La data, c’est le pouvoir
A l’heure où la data symbolise l’or noir du XXIème siècle, le domaine de la santé n’échappe certainement pas à l’intérêt suscité par le traitement massif de données.
L’entrepôt de données de santé qui, rappelons-le, a notamment été envisagé pour se soustraire à la fusion des dossiers patients informatisés dans le cadre des groupements hospitaliers de territoire, a pour objet la collecte de données massives pour une réutilisation en vue de plusieurs projets d’études, de recherches et d’évaluations dans le domaine de la santé.
Il se distingue de la recherche à proprement parler, laquelle poursuit une finalité précise et répond à une question spécifique et ponctuelle. La recherche fait l’objet de dispositions particulières en matière d’informations.
Un tel entrepôt peut être créé indifféremment par un établissement de santé public ou privé, ou bien encore par une entreprise privée.
Une fois n’est pas coutume, les règles applicables au consentement et à l’information du patient diffèrent selon les acteurs.
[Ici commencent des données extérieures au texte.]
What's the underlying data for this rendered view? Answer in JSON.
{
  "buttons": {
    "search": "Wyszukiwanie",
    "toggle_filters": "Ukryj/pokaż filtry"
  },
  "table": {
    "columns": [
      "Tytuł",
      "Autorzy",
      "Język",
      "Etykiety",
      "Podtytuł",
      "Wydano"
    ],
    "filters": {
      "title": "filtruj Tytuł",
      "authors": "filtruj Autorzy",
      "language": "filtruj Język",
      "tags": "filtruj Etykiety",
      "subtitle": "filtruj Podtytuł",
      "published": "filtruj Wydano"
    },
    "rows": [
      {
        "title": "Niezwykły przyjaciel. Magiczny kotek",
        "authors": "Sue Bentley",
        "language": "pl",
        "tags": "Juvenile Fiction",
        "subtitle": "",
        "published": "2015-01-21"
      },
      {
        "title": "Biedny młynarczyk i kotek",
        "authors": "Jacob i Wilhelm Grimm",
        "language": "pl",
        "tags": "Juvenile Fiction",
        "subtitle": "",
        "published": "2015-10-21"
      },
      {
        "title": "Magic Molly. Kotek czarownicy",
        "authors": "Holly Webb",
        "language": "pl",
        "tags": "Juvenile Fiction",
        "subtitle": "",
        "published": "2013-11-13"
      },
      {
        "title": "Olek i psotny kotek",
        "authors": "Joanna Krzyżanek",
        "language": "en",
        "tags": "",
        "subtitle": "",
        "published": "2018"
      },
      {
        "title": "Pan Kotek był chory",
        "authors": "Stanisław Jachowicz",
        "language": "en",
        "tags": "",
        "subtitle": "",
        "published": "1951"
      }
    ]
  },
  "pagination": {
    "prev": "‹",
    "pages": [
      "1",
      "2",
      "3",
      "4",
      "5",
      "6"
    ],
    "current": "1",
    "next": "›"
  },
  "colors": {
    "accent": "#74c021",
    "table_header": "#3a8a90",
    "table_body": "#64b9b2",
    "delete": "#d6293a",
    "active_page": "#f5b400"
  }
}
S’agissant de données de santé, qualifiées de sensibles, le principe qui prédomine est celui du consentement explicite de la personne à la collecte, à l’enregistrement et à la conservation de données la concernant dans un entrepôt de données de santé (EDS). Une fois ce consentement recueilli, le responsable de traitement se trouve dispensé de déclarer son traitement auprès de la CNIL, tout en conservant l’obligation de s’assurer de sa conformité au RGPD.
L’absence de recueil du consentement explicite ne compromet pas la constitution d’un entrepôt, alors soumise à une autorisation « santé » de la CNIL, sous réserve que sa finalité revête un caractère d’intérêt public.
Ces deux mesures (recueil du consentement explicite ou autorisation de la CNIL) ont été assouplies depuis l’adoption du référentiel relatif aux traitements de données à caractère personnel mises en œuvre à des fins de création d’entrepôts de données dans le domaine de la santé (Cf. délibération n°2021-118 du 7 octobre 2021).
Ainsi, le responsable de traitement qui constitue un EDS dans le cadre de ses missions de service public, pour son usage exclusif, pour l’une des finalités suivantes :
- Production d’indicateurs et le pilotage stratégique de l’activité, sous la responsabilité du médecin responsable du DIM ;
- L’amélioration de la qualité de l’information médicale ou de l’optimisation du codage dans le cadre du PMSI ;
- Le fonctionnement d’outils d’aide au diagnostic médical ou à la prise en charge ;
- La réalisation d’étude de faisabilité.
… et sous réserve d’une complète conformité au référentiel (AIDP, gouvernance, gestion des droits d’accès, sécurité…) n’est pas tenu de recueillir le consentement du patient, ni d’obtenir l’autorisation de la CNIL. Ces deux régimes sont remplacés par celui de l’information du patient.
Individuelle en principe, cette information peut devenir publique.
Le patient doit en effet bénéficier d’une information individuelle de l’usage de ses données de santé lors de la constitution d’un EDS (comme d’ailleurs lors de chaque réutilisation de celles-ci). C’est à cette occasion que lui sont rappelés ses droits d’accès, de rectification, à l’effacement, à la limitation du traitement et d’opposition à celui-ci.
Le référentiel permet toutefois de déroger à l’information individuelle si le responsable de traitement justifie qu’elle « exigerait des efforts disproportionnés » au sens de l’article 14.5.b du RGPD.
Peuvent à cet égard être invoqués le nombre de personnes concernées, l’ancienneté des données ou encore le coût et le temps de la délivrance de l’information individuelle.
Le référentiel envisage ainsi une dérogation à l’information individuelle des patients qui ne sont plus suivis dans l’établissement mais il l’exclut pour celles qui viendraient consulter après la constitution de l’EDS.
Le responsable de traitement doit alors rendre l’information relative à la constitution de l’entrepôt et chaque traitement mis en œuvre « publiquement disponible », par le biais de son site internet, des réseaux sociaux, des médias locaux ou encore des associations de patients. Celle-ci sera utilement complétée par le rappel des droits des patients précités.